Archive for Amarcord

Fellini Vs. Casanova

Posted in FILM with tags , , , , , , , , , , , , , , , , , , , , , on December 6, 2020 by dcairns

Thrilled to publish David Ehrenstein’s appreciation of FELLINI CASANOVA. I should note that I don’t yet have the Blu-ray, so my frame-grabs from the “Hollywood Classics” DVD are a touch hideous.

FELLINI CASANOVA

By David Ehrenstein

Across the course of his peerless career Federico Fellini has produced films both sweet and sour. The “Felliniesque” is cinema at its most bizarre and most moving — often simultaneously as in his primary masterpieces 8 1/2 and La Dolce Vita. But sometimes they’re strikingly separate entities. Consider Fellini Casanova — just released as a beautifully produced Kino Lorber blu-ray, replete with a highly informative commentary track by critic Nick Pinkerton.

        Coming right on the heels of Amarcord — arguably the warmest and most convivial of all his works, this meditation on  the life and character of a man whose very name is synoymous with seduction is as cold as the ice featured in its finale. There the anti-hero is seen waltzing on ice skates on a frozen lake with the love of his life — not a woman but a meticulously crafted automaton. Beneath the smooth enamel mask of a face is an actual actress, Leda Lojodice, who goes through her paces so perfectly it’s barely possible to regard her as “real.” This matches Casanova himself as embodied by Donald Sutherland in a performance which, while expert, is a world away from the romantic anti-heroes so memorably embodied by Marcello Mastroianni in Fellini’s most famous films. Even Terence Stamp in the maestro’s other English-language work Toby Dammit (1968) is more simpatico.

        Outfitted with a prosthetic nose and chin Sutherland is the image of Giacomo Casanova. And Fellini Casanova is nothing but image, rather than individual. The project came to him as a “film de commande” of sorts in the Dino Di Laurentiis, the original producer (he left the project before pre-production got underway and was replaced by Alberto Grimaldi) thought a Fellini film about Casanova would fit perfectly into the then-current trend of sexually semi-explicit “art films” made by such greats as Nagisa Oshima and Pier Paolo Pasolini. But while Fellini’ films have been filled with beautiful women for Marcello to make love to (Anita Ekberg, Anouk Aimee, Barbara Steele and Nico to name just a few) he wasn’t playing the lead here. Sutherland operates from an emotional remove as Casanova — and so does Fellini.

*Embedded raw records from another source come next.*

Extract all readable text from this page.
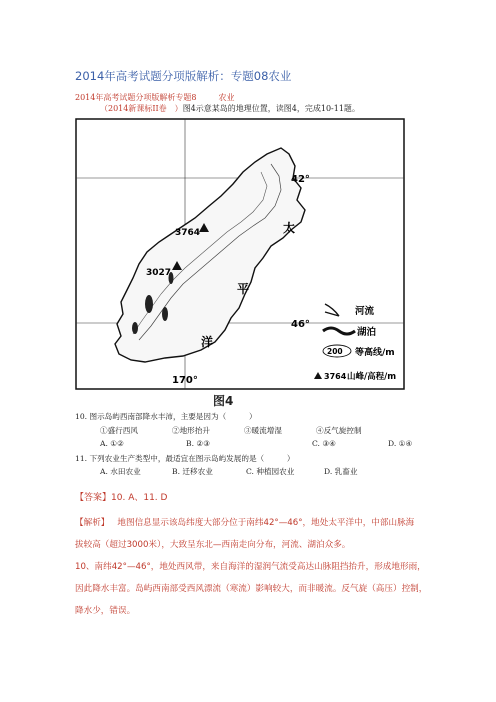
2014年高考试题分项版解析：专题08农业
2014年高考试题分项版解析专题8	农业
（2014新课标II卷　）图4示意某岛的地理位置，读图4，完成10-11题。
3764
3027
42°
46°
170°
太
平
洋
河流
湖泊
200 等高线/m
3764 山峰/高程/m
图4
10. 图示岛屿西南部降水丰沛，主要是因为（　　　）
①盛行西风	②地形抬升	③暖流增湿	④反气旋控制
A. ①②	B. ②③	C. ③④	D. ①④
11. 下列农业生产类型中，最适宜在图示岛屿发展的是（　　　）
A. 水田农业	B. 迁移农业	C. 种植园农业	D. 乳畜业
【答案】10. A、11. D
【解析】 地图信息显示该岛纬度大部分位于南纬42°—46°，地处太平洋中，中部山脉海
拔较高（超过3000米），大致呈东北—西南走向分布，河流、湖泊众多。
10、南纬42°—46°，地处西风带，来自海洋的湿润气流受高达山脉阻挡抬升，形成地形雨，
因此降水丰富。岛屿西南部受西风漂流（寒流）影响较大，而非暖流。反气旋（高压）控制，
降水少，错误。
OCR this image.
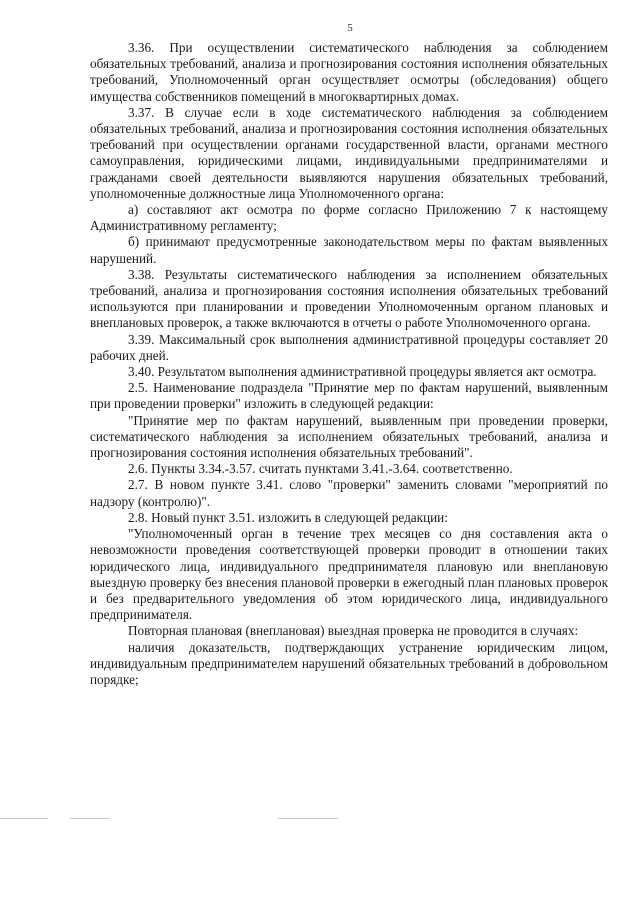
5

3.36. При осуществлении систематического наблюдения за соблюдением обязательных требований, анализа и прогнозирования состояния исполнения обязательных требований, Уполномоченный орган осуществляет осмотры (обследования) общего имущества собственников помещений в многоквартирных домах.

3.37. В случае если в ходе систематического наблюдения за соблюдением обязательных требований, анализа и прогнозирования состояния исполнения обязательных требований при осуществлении органами государственной власти, органами местного самоуправления, юридическими лицами, индивидуальными предпринимателями и гражданами своей деятельности выявляются нарушения обязательных требований, уполномоченные должностные лица Уполномоченного органа:

а) составляют акт осмотра по форме согласно Приложению 7 к настоящему Административному регламенту;

б) принимают предусмотренные законодательством меры по фактам выявленных нарушений.

3.38. Результаты систематического наблюдения за исполнением обязательных требований, анализа и прогнозирования состояния исполнения обязательных требований используются при планировании и проведении Уполномоченным органом плановых и внеплановых проверок, а также включаются в отчеты о работе Уполномоченного органа.

3.39. Максимальный срок выполнения административной процедуры составляет 20 рабочих дней.

3.40. Результатом выполнения административной процедуры является акт осмотра.

2.5. Наименование подраздела "Принятие мер по фактам нарушений, выявленным при проведении проверки" изложить в следующей редакции:

"Принятие мер по фактам нарушений, выявленным при проведении проверки, систематического наблюдения за исполнением обязательных требований, анализа и прогнозирования состояния исполнения обязательных требований".

2.6. Пункты 3.34.-3.57. считать пунктами 3.41.-3.64. соответственно.

2.7. В новом пункте 3.41. слово "проверки" заменить словами "мероприятий по надзору (контролю)".

2.8. Новый пункт 3.51. изложить в следующей редакции:

"Уполномоченный орган в течение трех месяцев со дня составления акта о невозможности проведения соответствующей проверки проводит в отношении таких юридического лица, индивидуального предпринимателя плановую или внеплановую выездную проверку без внесения плановой проверки в ежегодный план плановых проверок и без предварительного уведомления об этом юридического лица, индивидуального предпринимателя.

Повторная плановая (внеплановая) выездная проверка не проводится в случаях:

наличия доказательств, подтверждающих устранение юридическим лицом, индивидуальным предпринимателем нарушений обязательных требований в добровольном порядке;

        As Pinkerton explicats as he got into the project Fellini discovered that the “great lover” was someone he didn’t really like. While the youthful anti-heroes of Fellini Satyricon (1970) romped with all and sundry with great elan, Sutherland’s Casanova copulates as if he were drilling into concrete to lay a new pipe for Con Edison. While Margaret Clementi, Tina Aumont and Olympia Carlisi are more than lovely Fellini seems as  removed from them as his anti-hero. Perhaps this proceeds from the problems the film faced when a great number of reels were stolen from the lab during production and had to be reshot. The thieves were fascist thugs looking for Pasolini’s Salo, then in production as well. They thought it was going to expose their current activities. Instead it was a flashback to the Mussolini period. Fellini portrayed that time as curiously convivial in Amarcord. Perhaps Fellini Casanova would have had a lighter tone had this theft not taken place, necessitating his cancelling of a sequence that would have featured Barbara Steele. But what we have is far from cinematically unsatisfying. It’s a  full frontal attack on machismo and male vanity in every form. Fellini may not be able to feel for Casanova as a man but he does feel for the spectators, male and female, who long for this mythical figure of romance as a kind of “role model” however imperfect.

After this Fellini’s City of Women reunites him with Mastroianni and takes up the subject of feminism — a movement Fellini freely admits he cannot comprehend. He loved women and celebrated them throughout his career, but his love isn’t always reciprocal. And in this Fellini may have been closer to Casanova than he suspected. The films that follow, And the Ship Sails On, Ginger and Fred and Intervista are exercises in nostalgia and his last the sadly neglected The Voice of the Moon an exploration of the fantasy life of a”village idiot’ with a perfectly cst Roberto Benigni. It’s quite warm. But those of us who love Fellini may well prefer Casanova’s frozen cold “Replicant” pas de deux.